Examples
Combining the symmetry condition with the restriction that graphs be cubic (i.e. all vertices have degree 3) yields quite a strong condition, and such graphs are rare enough to be listed. The Foster census and its extensions provide such lists. The Foster census was begun in the 1930s by Ronald M. Foster while he was employed by Bell Labs, and in 1988 (when Foster was 92) the then current Foster census (listing all cubic symmetric graphs up to 512 vertices) was published in book form. The first thirteen items in the list are cubic symmetric graphs with up to 30 vertices (ten of these are also distance transitive; the exceptions are as indicated):
Vertices | Diameter | Girth | Graph | Notes |
---|---|---|---|---|
4 | 1 | 3 | The complete graph K4 | distance transitive, 2-transitive |
6 | 2 | 4 | The complete bipartite graph K3,3 | distance transitive, 3-transitive |
8 | 3 | 4 | The vertices and edges of the cube | distance transitive, 2-transitive |
10 | 2 | 5 | The Petersen graph | distance transitive, 3-transitive |
14 | 3 | 6 | The Heawood graph | distance transitive, 4-transitive |
16 | 4 | 6 | The Möbius–Kantor graph | 2-transitive |
18 | 4 | 6 | The Pappus graph | distance transitive, 3-transitive |
20 | 5 | 5 | The vertices and edges of the dodecahedron | distance transitive, 2-transitive |
20 | 5 | 6 | The Desargues graph | distance transitive, 3-transitive |
24 | 4 | 6 | The Nauru graph (the generalized Petersen graph G(12,5)) | 2-transitive |
26 | 5 | 6 | The F26A graph | 1-transitive |
28 | 4 | 7 | The Coxeter graph | distance transitive, 3-transitive |
30 | 4 | 8 | The Tutte–Coxeter graph | distance transitive, 5-transitive |
Other well known cubic symmetric graphs are the Dyck graph, the Foster graph and the Biggs–Smith graph. The ten distance-transitive graphs listed above, together with the Foster graph and the Biggs–Smith graph, are the only cubic distance-transitive graphs.

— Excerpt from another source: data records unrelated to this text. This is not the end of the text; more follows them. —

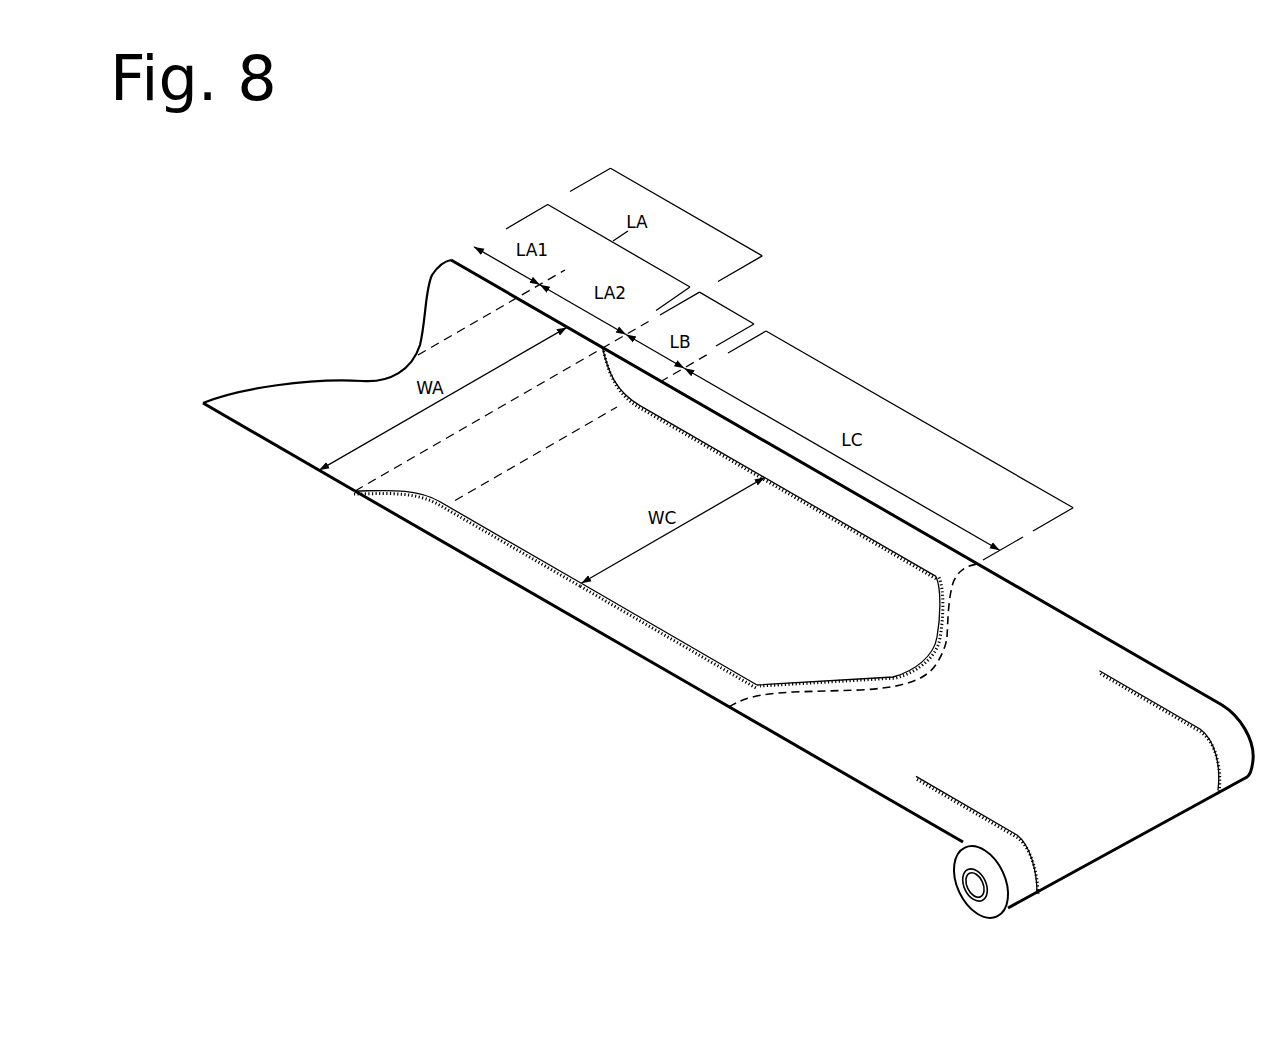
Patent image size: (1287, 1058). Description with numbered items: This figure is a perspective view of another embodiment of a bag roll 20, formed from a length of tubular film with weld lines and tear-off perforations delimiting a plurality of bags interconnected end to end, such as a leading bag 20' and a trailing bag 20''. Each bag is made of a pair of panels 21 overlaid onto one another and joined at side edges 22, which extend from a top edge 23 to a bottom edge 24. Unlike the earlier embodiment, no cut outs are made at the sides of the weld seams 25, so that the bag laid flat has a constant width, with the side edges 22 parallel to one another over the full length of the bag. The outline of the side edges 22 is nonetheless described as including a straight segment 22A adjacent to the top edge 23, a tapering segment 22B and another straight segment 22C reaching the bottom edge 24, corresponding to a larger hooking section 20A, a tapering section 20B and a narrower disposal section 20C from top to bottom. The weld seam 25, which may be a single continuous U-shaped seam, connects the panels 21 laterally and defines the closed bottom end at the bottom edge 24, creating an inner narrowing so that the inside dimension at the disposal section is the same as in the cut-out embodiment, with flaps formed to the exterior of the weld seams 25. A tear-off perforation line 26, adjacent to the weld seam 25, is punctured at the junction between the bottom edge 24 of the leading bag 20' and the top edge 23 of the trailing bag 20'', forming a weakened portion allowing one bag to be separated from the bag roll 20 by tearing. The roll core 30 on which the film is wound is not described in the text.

The bag roll 20 is at (852, 546).
The larger hooking section 20A is at (672, 204).
The tapering section 20B is at (727, 308).
The narrower disposal section 20C is at (905, 410).
The bag 20' is at (527, 649).
The bag 20'' is at (960, 803).
The panels 21 is at (559, 572).
The side edges 22 is at (746, 421).
The straight segment 22A is at (272, 443).
The tapering segment 22B is at (380, 492).
The straight segment 22C is at (686, 646).
The top edge 23 is at (359, 381).
The bottom edge 24 is at (928, 574).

Non-cubic symmetric graphs include cycle graphs (of degree 2), complete graphs (of degree 4 or more when there are 5 or more vertices), hypercube graphs (of degree 4 or more when there are 16 or more vertices), and the graphs formed by the vertices and edges of the octahedron, icosahedron, cuboctahedron, and icosidodecahedron. The Rado graph forms an example of a symmetric graph with infinitely many vertices and infinite degree.